Cette vision du monde désigne explicitement quatre « ennemis » principaux, souvent regroupés sous le terme d’Anti-France : les communistes, les francs-maçons, les étrangers et, surtout, les Juifs. L’antisémitisme n’est donc pas une importation allemande imposée par la force, mais une composante structurelle de la Révolution nationale de Vichy. Il puise ses racines dans l’antisémitisme français traditionnel de la fin du XIXe siècle, exacerbé par l’affaire Dreyfus et les ligues d’extrême droite des années 1930. Tu peux lire notre dossier sur le racisme et l’antisémitisme dans la France républicaine pour voir ces continuités.
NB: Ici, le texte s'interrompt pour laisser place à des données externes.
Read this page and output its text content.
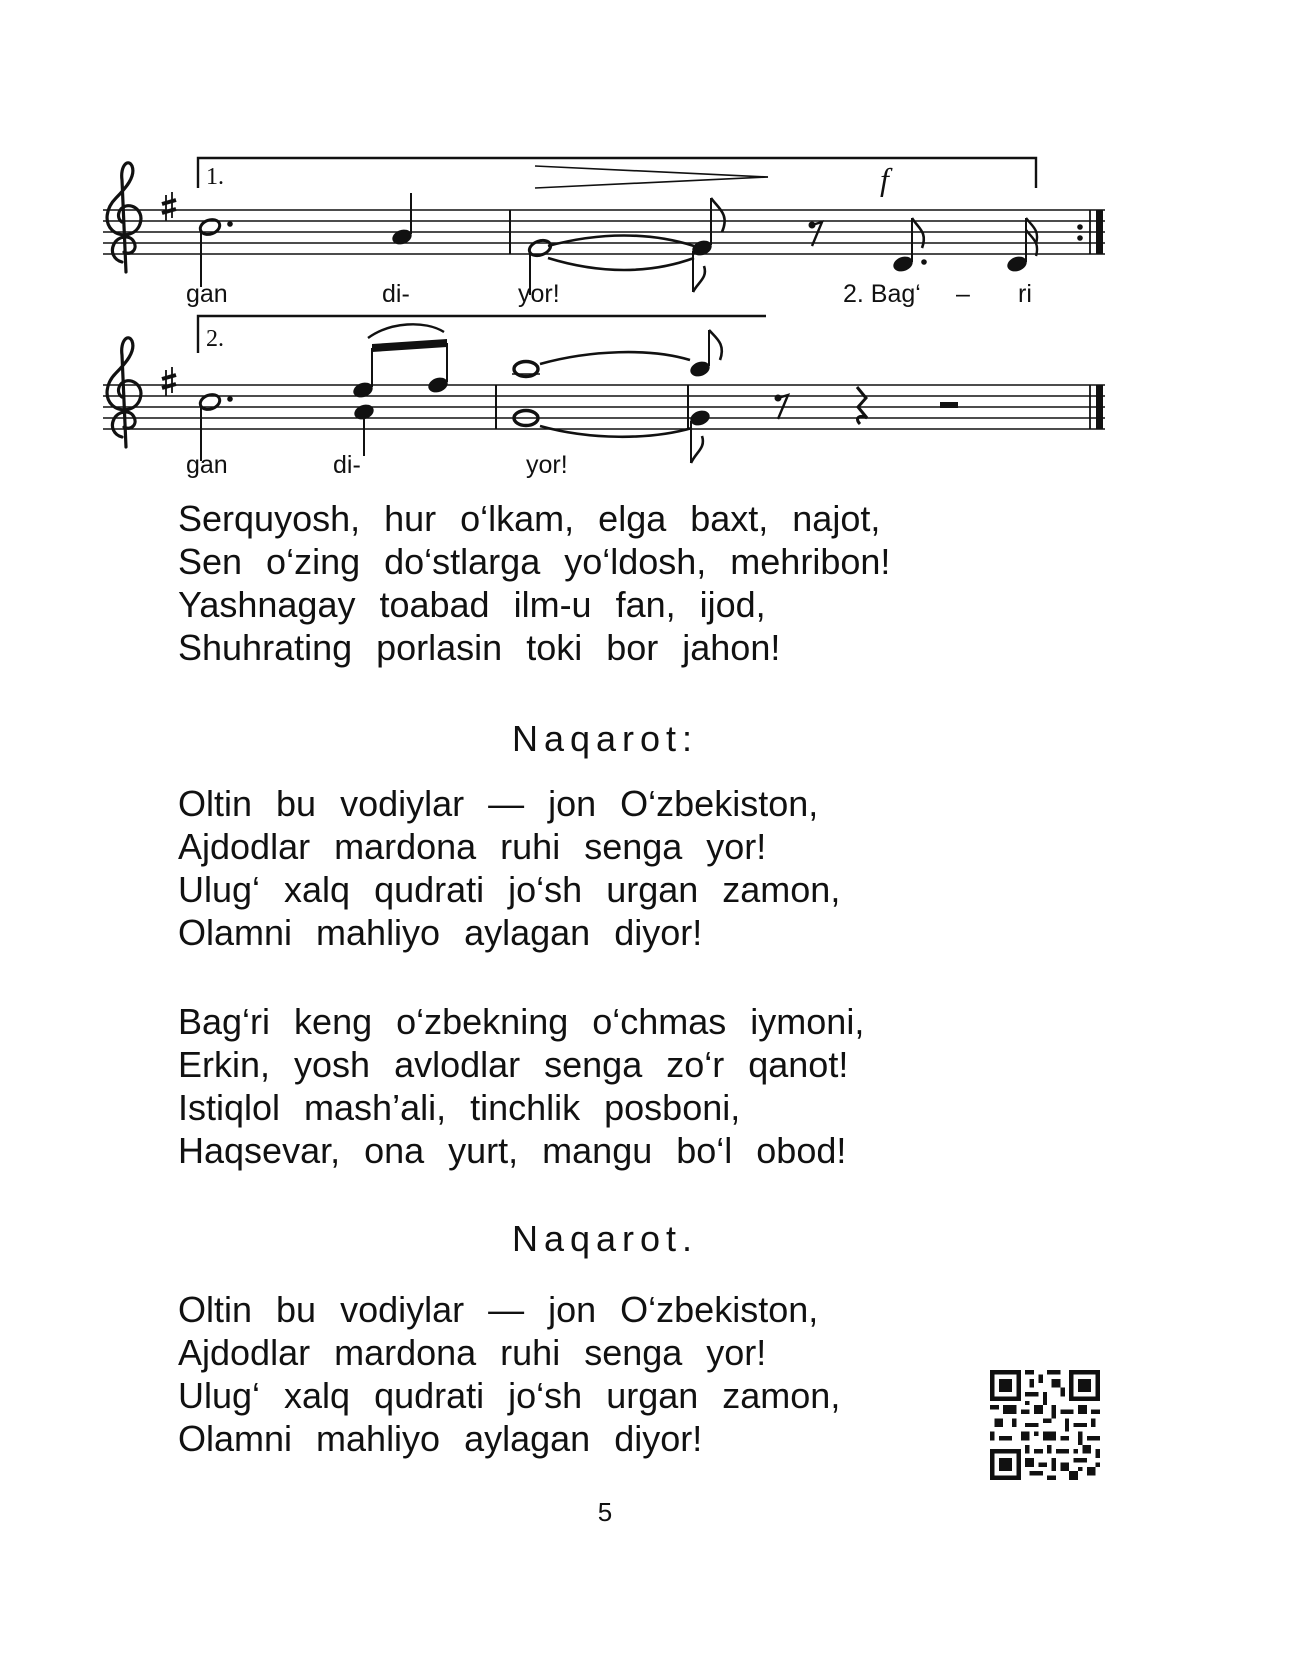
1.	f
gan	di-	yor!	2. Bag‘ – ri
2.
gan	di-	yor!
Serquyosh, hur o‘lkam, elga baxt, najot,
Sen o‘zing do‘stlarga yo‘ldosh, mehribon!
Yashnagay toabad ilm-u fan, ijod,
Shuhrating porlasin toki bor jahon!
Naqarot:
Oltin bu vodiylar — jon O‘zbekiston,
Ajdodlar mardona ruhi senga yor!
Ulug‘ xalq qudrati jo‘sh urgan zamon,
Olamni mahliyo aylagan diyor!
Bag‘ri keng o‘zbekning o‘chmas iymoni,
Erkin, yosh avlodlar senga zo‘r qanot!
Istiqlol mash’ali, tinchlik posboni,
Haqsevar, ona yurt, mangu bo‘l obod!
Naqarot.
Oltin bu vodiylar — jon O‘zbekiston,
Ajdodlar mardona ruhi senga yor!
Ulug‘ xalq qudrati jo‘sh urgan zamon,
Olamni mahliyo aylagan diyor!
5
Dès l’été 1940, avant même les premières ordonnances allemandes sur les Juifs en zone occupée, Vichy prend des mesures spontanées contre les étrangers et les naturalisés récents. La loi du 22 juillet 1940 lance la révision des naturalisations accordées depuis 1927 : 15 000 personnes, dont environ 6 000 Juifs, perdent ainsi la nationalité française et deviennent apatrides, donc vulnérables. Cette obsession de la pureté nationale et de la xénophobie d’État prépare le terrain juridique et psychologique aux persécutions plus ciblées qui vont suivre. Le régime met en place une logique d’exclusion administrative froide, bureaucratique, qui va s’avérer redoutablement efficace.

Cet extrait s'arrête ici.